Portraiture is only as good as its ability to capture personality, culture, and era. In great photographs, a complete world is presented, even if it’s shot in a white studio. I think the appeal is partially voyeuristic, but mostly it’s the empathic experience, on both ends of the spectrum, from joy to despair, with the subject. It’s the details of a subject’s face, belt or hair. The subject can be a mannequin or an actor, but if a photo elicits a self-reflexive reaction from me, I will like it. Expressive authenticity isn’t applicable to photography because it rarely looks like life perceived first-person, and the medium unavoidably derives its form from dramatic editing. Technical virtuosity is almost irrelevant.

 

300 criminals at Pier 24 Photography. Image via Pier 24 Photography.

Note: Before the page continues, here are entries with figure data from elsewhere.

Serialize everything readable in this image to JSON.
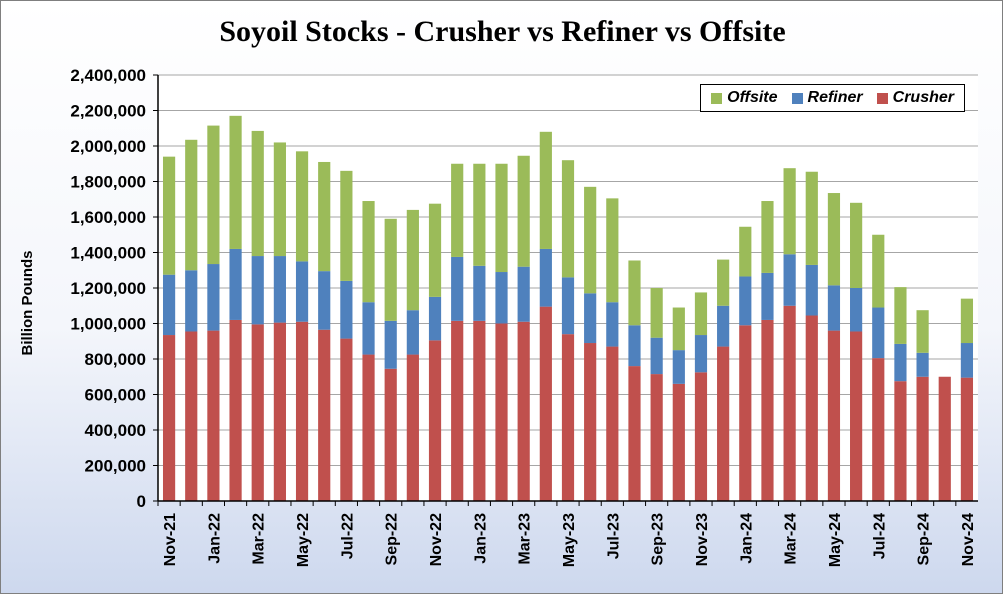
{
  "chart_data": {
    "type": "bar",
    "stacked": true,
    "title": "Soyoil Stocks - Crusher vs Refiner vs Offsite",
    "xlabel": "",
    "ylabel": "Billion Pounds",
    "ylim": [
      0,
      2400000
    ],
    "yticks": [
      0,
      200000,
      400000,
      600000,
      800000,
      1000000,
      1200000,
      1400000,
      1600000,
      1800000,
      2000000,
      2200000,
      2400000
    ],
    "ytick_labels": [
      "0",
      "200,000",
      "400,000",
      "600,000",
      "800,000",
      "1,000,000",
      "1,200,000",
      "1,400,000",
      "1,600,000",
      "1,800,000",
      "2,000,000",
      "2,200,000",
      "2,400,000"
    ],
    "grid": true,
    "legend_position": "top-right",
    "categories": [
      "Nov-21",
      "Dec-21",
      "Jan-22",
      "Feb-22",
      "Mar-22",
      "Apr-22",
      "May-22",
      "Jun-22",
      "Jul-22",
      "Aug-22",
      "Sep-22",
      "Oct-22",
      "Nov-22",
      "Dec-22",
      "Jan-23",
      "Feb-23",
      "Mar-23",
      "Apr-23",
      "May-23",
      "Jun-23",
      "Jul-23",
      "Aug-23",
      "Sep-23",
      "Oct-23",
      "Nov-23",
      "Dec-23",
      "Jan-24",
      "Feb-24",
      "Mar-24",
      "Apr-24",
      "May-24",
      "Jun-24",
      "Jul-24",
      "Aug-24",
      "Sep-24",
      "Oct-24",
      "Nov-24"
    ],
    "tick_labels_shown": [
      "Nov-21",
      "Jan-22",
      "Mar-22",
      "May-22",
      "Jul-22",
      "Sep-22",
      "Nov-22",
      "Jan-23",
      "Mar-23",
      "May-23",
      "Jul-23",
      "Sep-23",
      "Nov-23",
      "Jan-24",
      "Mar-24",
      "May-24",
      "Jul-24",
      "Sep-24",
      "Nov-24"
    ],
    "series": [
      {
        "name": "Crusher",
        "color": "#c0504d",
        "values": [
          935000,
          955000,
          960000,
          1020000,
          995000,
          1005000,
          1010000,
          965000,
          915000,
          825000,
          745000,
          825000,
          905000,
          1015000,
          1015000,
          1000000,
          1010000,
          1095000,
          940000,
          890000,
          870000,
          760000,
          715000,
          660000,
          725000,
          870000,
          990000,
          1020000,
          1100000,
          1045000,
          960000,
          955000,
          805000,
          675000,
          700000,
          700000,
          695000
        ]
      },
      {
        "name": "Refiner",
        "color": "#4f81bd",
        "values": [
          340000,
          345000,
          375000,
          400000,
          385000,
          375000,
          340000,
          330000,
          325000,
          295000,
          270000,
          250000,
          245000,
          360000,
          310000,
          290000,
          310000,
          325000,
          320000,
          280000,
          250000,
          230000,
          205000,
          190000,
          210000,
          230000,
          275000,
          265000,
          290000,
          285000,
          255000,
          245000,
          285000,
          210000,
          135000,
          0,
          195000
        ]
      },
      {
        "name": "Offsite",
        "color": "#9bbb59",
        "values": [
          665000,
          735000,
          780000,
          750000,
          705000,
          640000,
          620000,
          615000,
          620000,
          570000,
          575000,
          565000,
          525000,
          525000,
          575000,
          610000,
          625000,
          660000,
          660000,
          600000,
          585000,
          365000,
          280000,
          240000,
          240000,
          260000,
          280000,
          405000,
          485000,
          525000,
          520000,
          480000,
          410000,
          320000,
          240000,
          0,
          250000
        ]
      }
    ]
  },
  "legend": {
    "items": [
      {
        "label": "Offsite",
        "color": "#9bbb59"
      },
      {
        "label": "Refiner",
        "color": "#4f81bd"
      },
      {
        "label": "Crusher",
        "color": "#c0504d"
      }
    ]
  }
}
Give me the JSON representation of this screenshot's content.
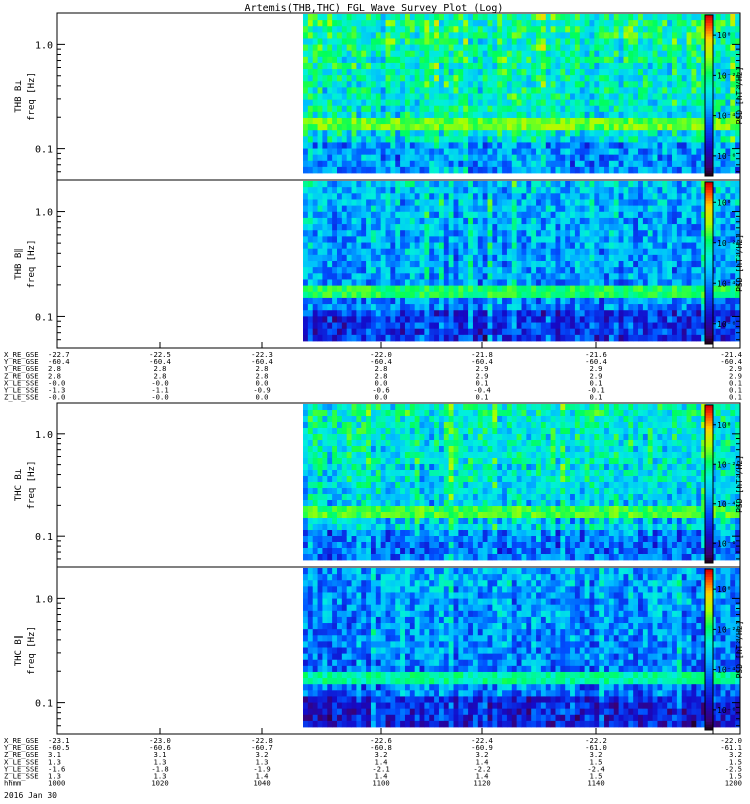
{
  "title": "Artemis(THB,THC) FGL Wave Survey Plot (Log)",
  "footer_date": "2016 Jan 30",
  "colorbar": {
    "ticks": [
      {
        "label": "10⁰",
        "log": 0
      },
      {
        "label": "10⁻²",
        "log": -2
      },
      {
        "label": "10⁻⁴",
        "log": -4
      },
      {
        "label": "10⁻⁶",
        "log": -6
      }
    ],
    "label": "PSD [nT²/Hz]",
    "log_range": [
      -7,
      1
    ]
  },
  "panels": [
    {
      "id": "thb-bperp",
      "ylabel_probe": "THB B⊥",
      "ylabel_unit": "freq [Hz]",
      "yticks": [
        {
          "v": 1.0,
          "label": "1.0"
        },
        {
          "v": 0.1,
          "label": "0.1"
        }
      ],
      "ylim": [
        0.05,
        2.0
      ],
      "seed": 11,
      "noise_base": -2.2,
      "band": -1.5
    },
    {
      "id": "thb-bpar",
      "ylabel_probe": "THB B∥",
      "ylabel_unit": "freq [Hz]",
      "yticks": [
        {
          "v": 1.0,
          "label": "1.0"
        },
        {
          "v": 0.1,
          "label": "0.1"
        }
      ],
      "ylim": [
        0.05,
        2.0
      ],
      "seed": 23,
      "noise_base": -3.3,
      "band": -2.0
    },
    {
      "id": "thc-bperp",
      "ylabel_probe": "THC B⊥",
      "ylabel_unit": "freq [Hz]",
      "yticks": [
        {
          "v": 1.0,
          "label": "1.0"
        },
        {
          "v": 0.1,
          "label": "0.1"
        }
      ],
      "ylim": [
        0.05,
        2.0
      ],
      "seed": 37,
      "noise_base": -2.6,
      "band": -1.8
    },
    {
      "id": "thc-bpar",
      "ylabel_probe": "THC B∥",
      "ylabel_unit": "freq [Hz]",
      "yticks": [
        {
          "v": 1.0,
          "label": "1.0"
        },
        {
          "v": 0.1,
          "label": "0.1"
        }
      ],
      "ylim": [
        0.05,
        2.0
      ],
      "seed": 51,
      "noise_base": -3.6,
      "band": -2.4
    }
  ],
  "ephemeris_thb": {
    "labels": [
      "X_RE_GSE",
      "Y_RE_GSE",
      "Y_RE_GSE",
      "Z_RE_GSE",
      "X_LE_SSE",
      "Y_LE_SSE",
      "Z_LE_SSE"
    ],
    "columns": [
      [
        "-22.7",
        "-60.4",
        "2.8",
        "2.8",
        "-0.0",
        "-1.3",
        "-0.0"
      ],
      [
        "-22.5",
        "-60.4",
        "2.8",
        "2.8",
        "-0.0",
        "-1.1",
        "-0.0"
      ],
      [
        "-22.3",
        "-60.4",
        "2.8",
        "2.8",
        "0.0",
        "-0.9",
        "0.0"
      ],
      [
        "-22.0",
        "-60.4",
        "2.8",
        "2.8",
        "0.0",
        "-0.6",
        "0.0"
      ],
      [
        "-21.8",
        "-60.4",
        "2.9",
        "2.9",
        "0.1",
        "-0.4",
        "0.1"
      ],
      [
        "-21.6",
        "-60.4",
        "2.9",
        "2.9",
        "0.1",
        "-0.1",
        "0.1"
      ],
      [
        "-21.4",
        "-60.4",
        "2.9",
        "2.9",
        "0.1",
        "0.1",
        "0.1"
      ]
    ]
  },
  "ephemeris_thc": {
    "labels": [
      "X_RE_GSE",
      "Y_RE_GSE",
      "Z_RE_GSE",
      "X_LE_SSE",
      "Y_LE_SSE",
      "Z_LE_SSE",
      "hhmm"
    ],
    "columns": [
      [
        "-23.1",
        "-60.5",
        "3.1",
        "1.3",
        "-1.6",
        "1.3",
        "1000"
      ],
      [
        "-23.0",
        "-60.6",
        "3.1",
        "1.3",
        "-1.8",
        "1.3",
        "1020"
      ],
      [
        "-22.8",
        "-60.7",
        "3.2",
        "1.3",
        "-1.9",
        "1.4",
        "1040"
      ],
      [
        "-22.6",
        "-60.8",
        "3.2",
        "1.4",
        "-2.1",
        "1.4",
        "1100"
      ],
      [
        "-22.4",
        "-60.9",
        "3.2",
        "1.4",
        "-2.2",
        "1.4",
        "1120"
      ],
      [
        "-22.2",
        "-61.0",
        "3.2",
        "1.5",
        "-2.4",
        "1.5",
        "1140"
      ],
      [
        "-22.0",
        "-61.1",
        "3.2",
        "1.5",
        "-2.5",
        "1.5",
        "1200"
      ]
    ]
  },
  "chart_data": {
    "type": "heatmap",
    "title": "Artemis(THB,THC) FGL Wave Survey Plot (Log)",
    "x_axis": {
      "label": "hhmm",
      "ticks": [
        "1000",
        "1020",
        "1040",
        "1100",
        "1120",
        "1140",
        "1200"
      ],
      "data_start": "1049"
    },
    "y_axis": {
      "label": "freq [Hz]",
      "scale": "log",
      "ylim": [
        0.05,
        2.0
      ],
      "ticks": [
        0.1,
        1.0
      ]
    },
    "z_axis": {
      "label": "PSD [nT²/Hz]",
      "scale": "log",
      "range": [
        1e-07,
        10
      ]
    },
    "series": [
      {
        "name": "THB B⊥"
      },
      {
        "name": "THB B∥"
      },
      {
        "name": "THC B⊥"
      },
      {
        "name": "THC B∥"
      }
    ]
  }
}
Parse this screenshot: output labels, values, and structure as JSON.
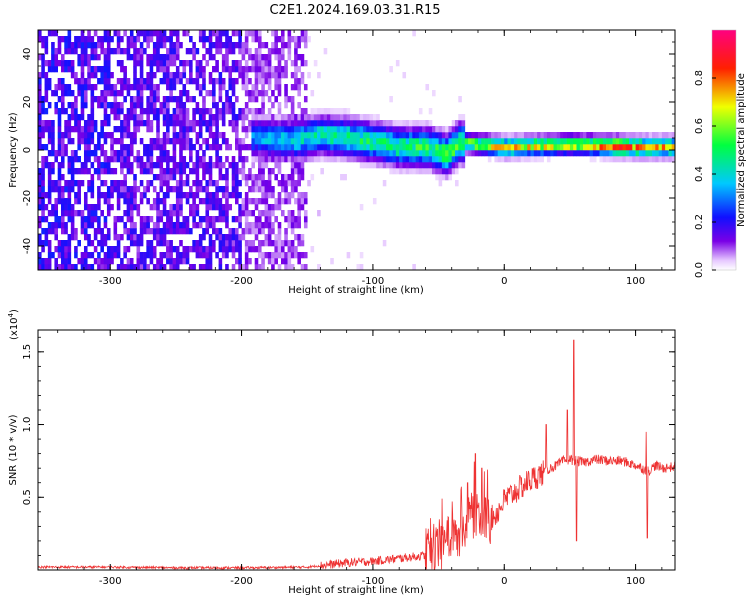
{
  "title": "C2E1.2024.169.03.31.R15",
  "colorbar": {
    "label": "Normalized spectral amplitude",
    "ticks": [
      "0.0",
      "0.2",
      "0.4",
      "0.6",
      "0.8"
    ],
    "tick_values": [
      0.0,
      0.2,
      0.4,
      0.6,
      0.8
    ],
    "range": [
      0,
      1
    ]
  },
  "chart_data": [
    {
      "type": "heatmap",
      "xlabel": "Height of straight line (km)",
      "ylabel": "Frequency (Hz)",
      "xlim": [
        -355,
        130
      ],
      "ylim": [
        -50,
        50
      ],
      "x_ticks": [
        "-300",
        "-200",
        "-100",
        "0",
        "100"
      ],
      "x_tick_values": [
        -300,
        -200,
        -100,
        0,
        100
      ],
      "y_ticks": [
        "40",
        "20",
        "0",
        "-20",
        "-40"
      ],
      "y_tick_values": [
        40,
        20,
        0,
        -20,
        -40
      ],
      "colormap": "rainbow (white -> purple -> blue -> cyan -> green -> yellow -> red -> magenta)",
      "description_points": {
        "band_center_hz": [
          [
            -190,
            4
          ],
          [
            -160,
            3
          ],
          [
            -140,
            5
          ],
          [
            -120,
            4
          ],
          [
            -100,
            2
          ],
          [
            -80,
            0
          ],
          [
            -60,
            0
          ],
          [
            -45,
            -3
          ],
          [
            -35,
            2
          ],
          [
            -20,
            1
          ],
          [
            0,
            0
          ],
          [
            50,
            1
          ],
          [
            100,
            0
          ],
          [
            130,
            0
          ]
        ],
        "band_peak_amplitude": [
          [
            -190,
            0.35
          ],
          [
            -150,
            0.45
          ],
          [
            -120,
            0.5
          ],
          [
            -90,
            0.5
          ],
          [
            -60,
            0.55
          ],
          [
            -30,
            0.6
          ],
          [
            0,
            0.75
          ],
          [
            30,
            0.7
          ],
          [
            60,
            0.7
          ],
          [
            85,
            0.95
          ],
          [
            110,
            0.75
          ],
          [
            130,
            0.75
          ]
        ]
      }
    },
    {
      "type": "line",
      "xlabel": "Height of straight line (km)",
      "ylabel": "SNR (10 * v/v)",
      "y_multiplier": "(x10^4)",
      "y_multiplier_base": "(x10",
      "y_multiplier_exp": "4",
      "y_multiplier_close": ")",
      "xlim": [
        -355,
        130
      ],
      "ylim": [
        0,
        1.65
      ],
      "x_ticks": [
        "-300",
        "-200",
        "-100",
        "0",
        "100"
      ],
      "x_tick_values": [
        -300,
        -200,
        -100,
        0,
        100
      ],
      "y_ticks": [
        "0.5",
        "1.0",
        "1.5"
      ],
      "y_tick_values": [
        0.5,
        1.0,
        1.5
      ],
      "color": "#ee3333",
      "series": [
        {
          "x": [
            -355,
            -300,
            -250,
            -200,
            -150,
            -120,
            -100,
            -80,
            -60,
            -50,
            -45,
            -40,
            -35,
            -30,
            -25,
            -20,
            -15,
            -10,
            -5,
            0,
            10,
            20,
            30,
            35,
            40,
            45,
            50,
            55,
            60,
            70,
            80,
            90,
            100,
            105,
            110,
            115,
            120,
            130
          ],
          "y": [
            0.02,
            0.02,
            0.015,
            0.015,
            0.02,
            0.05,
            0.06,
            0.08,
            0.1,
            0.12,
            0.18,
            0.25,
            0.22,
            0.3,
            0.38,
            0.42,
            0.36,
            0.35,
            0.4,
            0.48,
            0.55,
            0.62,
            0.67,
            0.7,
            0.72,
            0.75,
            0.76,
            0.75,
            0.74,
            0.76,
            0.75,
            0.75,
            0.72,
            0.7,
            0.68,
            0.72,
            0.7,
            0.71
          ]
        }
      ],
      "spikes": [
        {
          "x": -33,
          "y": 0.55
        },
        {
          "x": -28,
          "y": 0.6
        },
        {
          "x": -22,
          "y": 0.8
        },
        {
          "x": -17,
          "y": 0.7
        },
        {
          "x": 32,
          "y": 1.0
        },
        {
          "x": 48,
          "y": 1.1
        },
        {
          "x": 53,
          "y": 1.58
        },
        {
          "x": 55,
          "y": 0.2
        },
        {
          "x": 108,
          "y": 0.95
        },
        {
          "x": 109,
          "y": 0.22
        }
      ]
    }
  ]
}
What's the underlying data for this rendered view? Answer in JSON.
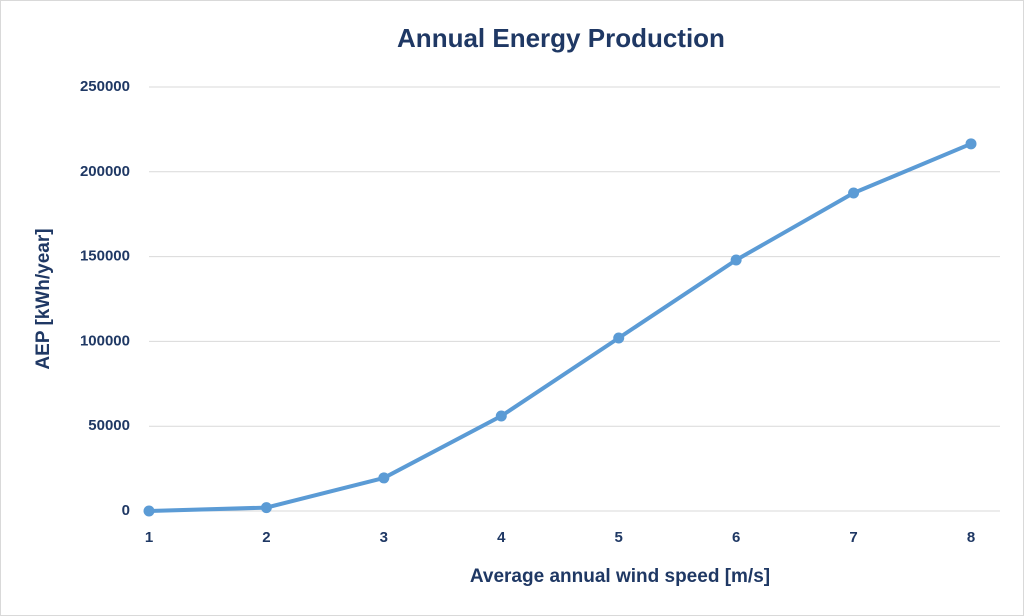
{
  "chart_data": {
    "type": "line",
    "title": "Annual Energy Production",
    "x_label": "Average annual wind speed [m/s]",
    "y_label": "AEP [kWh/year]",
    "x": [
      1,
      2,
      3,
      4,
      5,
      6,
      7,
      8
    ],
    "series": [
      {
        "name": "AEP",
        "color": "#5b9bd5",
        "values": [
          0,
          2000,
          19500,
          56000,
          102000,
          148000,
          187500,
          216500
        ]
      }
    ],
    "xlim": [
      1,
      8
    ],
    "xticks": [
      1,
      2,
      3,
      4,
      5,
      6,
      7,
      8
    ],
    "ylim": [
      0,
      250000
    ],
    "yticks": [
      0,
      50000,
      100000,
      150000,
      200000,
      250000
    ],
    "grid": true
  }
}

Of Pier 24 Photography’s many galleries of the “About Face” exhibit, the mugshot room is my favorite. Their form is regulated to a close-cropped bust and I’m almost certain no photographer was emotionally invested in the shot, but they communicate more than Richard Avedon’s “The Family.” It is difficult to resist superficial generalizations—a rapist in the 1920s looked dapper, apparently—and speculation about mugs that don’t tell you what they did wrong; it’s also a superficial reading of the work, but it’s easy to go deeper. Getting caught by the police is an affirmation of vulnerability, and in a photograph of nothing but your face, all of the layers of self are on display. There is a high amount of posturing to appear masculine or okay with being arrested, but, quiet and isolated, it’s easy to see that attitude (and maybe their crime) as masculine performance. And it’s their performance that I feel so deeply—even though I’m a girl that has never been arrested—the pressure between whatever your real self is and who you want or are expected to be. Getting a mugshot taken is a conscious, or subconscious, moment of reflection on the performative self, and just how well that’s working out for you.

 

 

About Face” is on view at Pier 24 Photography through February 28, 2013. Seeing it is kind of a delightful hassle: you will have to make an appointment online.